Issue 3: Internal DNS Not Resolving

Problem: Clients can’t resolve n8n.local.home

Solutions:

  1. Verify pfSense DNS Resolver is running:

    • Services → DNS Resolver → Status

  2. Check client DNS settings:

    # Linux/macOS
cat /etc/resolv.conf
# Should show pfSense IP

# Windows
ipconfig /all
# Check DNS Servers

  3. Test from pfSense itself:

    # Diagnostics → Command Prompt
nslookup n8n.local.home

Issue 4: Let’s Encrypt DNS-01 Challenge Fails

Problem: Certificate request fails

Solutions:

  1. Verify API Token Permissions:

    • Must have Zone:DNS:Edit for specific zone
    • Cannot use global API key

  2. Check TXT Record Propagation:

    dig _acme-challenge.n8n.my-portfolio.tk TXT

  3. Review NPM Logs:

    docker logs nginx-proxy-manager

Security Best Practices

1. Enable Authentication in n8n

# docker-compose.yml
environment:
  - N8N_BASIC_AUTH_ACTIVE=true
  - N8N_BASIC_AUTH_USER=admin
  - N8N_BASIC_AUTH_PASSWORD=secure_password_here

2. Restrict Access by IP

In NPM, add Access List: - Allow: Your trusted IPs - Deny: All others

3. Use Strong Cloudflare Settings

  • Enable Bot Fight Mode
  • Add Page Rules for rate limiting
  • Enable Always Use HTTPS

4. Monitor Access Logs

# View NPM access logs
docker exec -it nginx-proxy-manager tail -f /data/logs/proxy-host-*.log

5. Regular Certificate Monitoring

  • Set calendar reminder for certificate expiry
  • Monitor NPM renewal logs
  • Test access after renewals

Validation Checklist

For Public Domain Setup:

For Local Setup:

Conclusion

Securing n8n with proper DNS and TLS configuration transforms a vulnerable automation platform into a production-ready system. Whether you choose the public domain approach with Let’s Encrypt or the local certificate method, both provide strong encryption and professional access management.

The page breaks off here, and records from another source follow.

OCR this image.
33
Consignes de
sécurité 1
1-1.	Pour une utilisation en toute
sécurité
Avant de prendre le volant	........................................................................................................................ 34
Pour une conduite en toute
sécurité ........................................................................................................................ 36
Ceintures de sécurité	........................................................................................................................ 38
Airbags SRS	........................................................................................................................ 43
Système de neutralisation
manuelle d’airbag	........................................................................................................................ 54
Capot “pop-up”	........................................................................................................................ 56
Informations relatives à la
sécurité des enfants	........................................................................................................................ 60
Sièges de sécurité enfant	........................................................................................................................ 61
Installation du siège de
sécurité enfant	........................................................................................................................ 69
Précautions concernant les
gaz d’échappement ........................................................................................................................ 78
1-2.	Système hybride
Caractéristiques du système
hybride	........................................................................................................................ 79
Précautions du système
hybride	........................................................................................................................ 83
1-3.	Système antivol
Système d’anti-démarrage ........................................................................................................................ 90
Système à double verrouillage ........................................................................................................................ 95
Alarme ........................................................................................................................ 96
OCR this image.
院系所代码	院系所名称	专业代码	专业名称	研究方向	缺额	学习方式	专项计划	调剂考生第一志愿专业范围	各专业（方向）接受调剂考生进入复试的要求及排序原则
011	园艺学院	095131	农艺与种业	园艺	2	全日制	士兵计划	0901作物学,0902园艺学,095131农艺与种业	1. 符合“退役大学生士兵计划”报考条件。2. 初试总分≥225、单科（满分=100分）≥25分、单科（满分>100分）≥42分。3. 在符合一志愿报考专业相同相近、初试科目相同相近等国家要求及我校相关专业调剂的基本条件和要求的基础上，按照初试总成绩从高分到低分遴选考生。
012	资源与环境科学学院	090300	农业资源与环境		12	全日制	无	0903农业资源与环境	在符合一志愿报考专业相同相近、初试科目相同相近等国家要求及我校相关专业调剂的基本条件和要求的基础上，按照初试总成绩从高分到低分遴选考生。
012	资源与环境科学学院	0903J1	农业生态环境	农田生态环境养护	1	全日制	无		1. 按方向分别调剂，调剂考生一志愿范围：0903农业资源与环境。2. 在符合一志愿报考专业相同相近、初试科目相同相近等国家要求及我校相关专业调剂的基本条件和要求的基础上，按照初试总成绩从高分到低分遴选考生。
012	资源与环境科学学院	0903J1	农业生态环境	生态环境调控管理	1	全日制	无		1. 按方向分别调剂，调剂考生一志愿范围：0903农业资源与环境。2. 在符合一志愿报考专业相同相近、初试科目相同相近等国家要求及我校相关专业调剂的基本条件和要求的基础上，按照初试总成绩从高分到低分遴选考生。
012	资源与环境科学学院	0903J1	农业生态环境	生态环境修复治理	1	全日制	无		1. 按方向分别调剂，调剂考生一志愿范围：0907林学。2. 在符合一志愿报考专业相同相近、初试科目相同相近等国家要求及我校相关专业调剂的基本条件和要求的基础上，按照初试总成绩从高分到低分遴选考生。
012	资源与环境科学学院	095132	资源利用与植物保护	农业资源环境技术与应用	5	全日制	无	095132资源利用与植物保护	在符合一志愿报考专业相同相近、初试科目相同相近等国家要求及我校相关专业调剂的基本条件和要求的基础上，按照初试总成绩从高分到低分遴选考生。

The key is understanding your requirements: - Public access needed? → Option A (Cloudflare + Let’s Encrypt) - Internal only? → Option B (pfSense + Local Certs)

Both approaches demonstrate infrastructure maturity and security awareness, critical skills for any homelab administrator or security professional.

Remember: Security is layers. DNS and TLS are just the beginning - add authentication, monitoring, and regular audits for comprehensive protection.